4. One-goal games are not so much a feature of Caps games. In 30 contests this season, they have 14 one-goal decisions. Only six teams have fewer, and four of those teams have 13 such decisions. The Caps are 9-2-3 in one-goal decisions, two of the three extra time decisions coming in the Gimmick.
5. Washington continues to be a good possession team on the road, ranking fourth overall in Corsi-for at fives away from Verizon Center (52.58 percent; numbers from Corsica.hockey).
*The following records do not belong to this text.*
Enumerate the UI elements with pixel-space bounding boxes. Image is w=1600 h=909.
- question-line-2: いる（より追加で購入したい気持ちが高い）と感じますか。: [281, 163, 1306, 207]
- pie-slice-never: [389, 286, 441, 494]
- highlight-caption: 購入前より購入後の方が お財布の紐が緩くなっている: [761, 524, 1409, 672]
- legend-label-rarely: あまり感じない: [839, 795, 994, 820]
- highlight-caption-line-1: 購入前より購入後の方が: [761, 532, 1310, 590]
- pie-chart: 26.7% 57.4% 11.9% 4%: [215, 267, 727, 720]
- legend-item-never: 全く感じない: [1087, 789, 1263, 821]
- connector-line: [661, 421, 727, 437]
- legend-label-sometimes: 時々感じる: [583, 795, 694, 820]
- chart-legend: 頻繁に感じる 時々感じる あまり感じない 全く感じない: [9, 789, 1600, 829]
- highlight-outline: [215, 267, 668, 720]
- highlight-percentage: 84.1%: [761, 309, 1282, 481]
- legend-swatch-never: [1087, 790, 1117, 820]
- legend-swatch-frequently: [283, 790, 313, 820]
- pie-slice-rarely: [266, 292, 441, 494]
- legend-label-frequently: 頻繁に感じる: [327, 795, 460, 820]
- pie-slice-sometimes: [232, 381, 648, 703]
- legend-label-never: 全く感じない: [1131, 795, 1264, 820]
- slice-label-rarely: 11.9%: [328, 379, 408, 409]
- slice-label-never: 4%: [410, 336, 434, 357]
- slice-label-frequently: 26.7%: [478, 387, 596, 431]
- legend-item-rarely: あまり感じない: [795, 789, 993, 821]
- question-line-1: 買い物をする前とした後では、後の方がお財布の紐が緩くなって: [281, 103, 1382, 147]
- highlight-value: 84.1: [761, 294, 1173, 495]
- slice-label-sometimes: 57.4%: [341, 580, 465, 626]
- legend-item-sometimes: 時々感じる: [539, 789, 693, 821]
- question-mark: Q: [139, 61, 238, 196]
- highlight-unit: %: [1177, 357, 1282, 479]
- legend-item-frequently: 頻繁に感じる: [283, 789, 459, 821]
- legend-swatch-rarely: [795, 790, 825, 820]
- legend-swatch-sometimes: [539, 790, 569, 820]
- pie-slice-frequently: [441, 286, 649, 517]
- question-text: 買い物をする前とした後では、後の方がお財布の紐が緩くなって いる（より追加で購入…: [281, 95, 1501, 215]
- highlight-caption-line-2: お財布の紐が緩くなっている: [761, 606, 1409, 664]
The Peerless’ Players to Ponder
Philadelphia: Claude Giroux
“When the best player in the world comes up to you and tells you, ‘I don’t know who you plan on starting tonight, but I want that first shift.’ That says everything you need to know about Claude Giroux right there.” Best player in the world? That’s a lot to live up to, even if you are Sidney Crosby. The thing is, that line was uttered by then-Flyers head coach Peter Laviolette back in 2012, just after Giroux' Flyers disposed of Crosby’s Penguins in the postseason. Since then, however, Giroux has been a very good player, averaging 25-53-78 per 82 games, but he does not have a 30-goal season, and only once did he top 75 points (for the record, Crosby has two 30-goal seasons and three seasons with more than 80 points since then). Giroux does remain one of the better players in the game, though. While not in the class of Crosby or Connor McDavid, he does rank in the top dozen point getters this season (30) and is on a pace to finish with 72 points this season. He was a key ingredient in the Flyers’ ten-game winning streak, going 5-7-12, plus-10. In 29 career games against the Caps, Giroux is 15-16-31, plus-1.
Washington: Lars Eller
Shayne Gostisbehere has the nickname, “Ghost,” for the Flyers, a play on his last name. Lars Eller might have that nickname for the Caps for his being hard – at times impossible – to see on the ice. His top end numbers are not particularly impressive, even for a third-liner: 2-2-4, minus-5, in 29 games. That minus-5 is tied for worst on the club (with Justin Williams), and he is 18 games (and counting) without a goal. His two goals and four points in 29 games are far behind his career-low goals and scoring pace (seven goals and 17 points in 77 games for Montreal in 2010-2011). However, his possession numbers are outstanding. He leads all Caps with at least 100 5-on-5 minutes in individual Corsi-for (58.14 percent), and among forward lines with at least 20 5-on-5 minutes together, Eller is a member of the top two combos (Eller, Williams, and Brett Connolly with a 65.62 percent Corsi-for in 33 minutes; Eller, Connolly, and Daniel Winnik with a 64.71 percent Corsi-for in 26 minutes; numbers from Corsica.hockey). He is 1-4-5, minus-11, in 21 career games against the Flyers.
In the end…
“Brotherly love” has hardly been a hallmark of this series, especially in Philadelphia, where the Caps have a record of 34-60-6 with six ties in the history of this series. Worse, the Caps have lost five of their last six games in Philadelphia. An odd feature of this series in Philadelphia since the Caps beat the Flyers, 7-0, back on November 1, 2013, a game in which the teams combined for 164 penalty minutes and included a goalie-on-goalie fight, is that the teams have combined for just 209 penalty minutes in six games since and only 86 in their last four. Not that they will be exchanging holiday gifts at center ice in this game, but two teams with this recent penalty history against one another and their league rankings (17th and 18th in minor penalties taken) is an odd feature of this series and something to watch for.